Vitamin C is needed for the structural strength of collagen and has consequently been used to treat many collagen disorders (4). Vitamin C, along with Vitamin E and other antioxidants are also essential to buffer the consequences of oxidative stress, which is likely to be prevalent during injury. Foods high in Vitamin C include bell peppers, broccoli, papaya, strawberries, pineapple, kiwi fruit and oranges (11).

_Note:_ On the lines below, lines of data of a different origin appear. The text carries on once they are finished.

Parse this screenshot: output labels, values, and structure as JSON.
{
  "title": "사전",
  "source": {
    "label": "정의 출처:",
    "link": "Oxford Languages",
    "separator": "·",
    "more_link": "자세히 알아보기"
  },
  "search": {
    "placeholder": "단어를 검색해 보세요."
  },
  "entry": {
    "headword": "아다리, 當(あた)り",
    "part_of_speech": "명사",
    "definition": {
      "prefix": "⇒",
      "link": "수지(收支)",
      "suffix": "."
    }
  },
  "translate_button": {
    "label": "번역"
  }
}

Consequently, well-absorbed proteins from the diet are essential for optimal collagen support and healing and in many cases, a protein powder such as whey or soya or rice, might be useful. Another useful supplement is Hydrolysed Collagen powder which will provide the appropriate amino acids for collagen repair in an easily absorbable form. Vitamin C can also be supplemented to support collagen, but be aware of the ongoing debate about antioxidant supplements – some researchers think that excess quantities might actually impede recovery from training or injury.

Glycosaminoglycans (GAGs)

GAGs, as noted above, are vital for the hydration of connective tissue within tendons, ligaments and cartilage. Glucosamine and chondroitin sulfate are major components of GAGs, making them vital for the synthesis of new connective tissue during the healing process. With respect to cartilage repair, glucosamine supplementation has gained most of the research attention and 2000mg has been shown to significantly reduce joint pain and improve function in as little as 8 weeks (12), but chondrotin is also recognised for beneficial joint function (13). Sulphation (from the sulphur in either of these products or from MSM) is also important to optimise GAG synthesis for healthy cartilage (14).

Round-Up

In addition to providing sufficient protein through your diet, ensuring sources of Vitamin C and potentially supplementing glucosamine or chondrotin, it is important to eat a diet that is rich in plant foods. Not only do fruits and vegetables boost your daily level of antioxidants, which are important to reduce tissue damage, but they also help to decrease levels of inflammation that might be associated with hard training and injury. We will discuss more on oxidative stress and inflammation in future issues of TSN.

References

  1. Myers TW (2009). Anatomy Trains: Myofascial Meridians for Manual and Movement Therapists. 2nd Ed. Churchill Livingstone Elsevier.
  2. Whiting WC & Zernicke RF (1998). Biomechanics of Musculoskeletal Injury. Human Kinetics.
  3. Eyre DR (1980). Science. 207:1315-1322.
  4. Bralley & Lord (2000). Laboratory Evaluations in Molecular Medicine. Nutrients, Toxicants and Cell Regulators. IAMM
  5. Diegelmann RF & Evans MC (2004). Frontiers in Bioscience. 9:283-289.
  6. Yilmaz et al. (2001). Arch Orthop Trauma Surg. 121(7):426-428.
  7. September AV et al (2009). Br J Sports Med. 43(5):357-365.
  8. Collins M et al (2009). Scand J Med Sci Sports. 19(6):803-810.
  9. Collins M et al (2010). Br J Sports Med. 44(14):1063-1064.
  10. Murrell (2007). Br. J. Sports Med. 41:227-231.
  11. The World’s Healthiest Foods (2012). Vitamin C. www.whfoods.org
  12. Braham et al. (2003). Br J Sports Med 37:45–49.
  13. Bledsoe (2008). Sports Injury Bulletin. http://www.sportsinjurybulletin.com/archive/1062-glucosamine.htm
  14. Murch SH et al (1993). Lancet. 341(8847):711-714.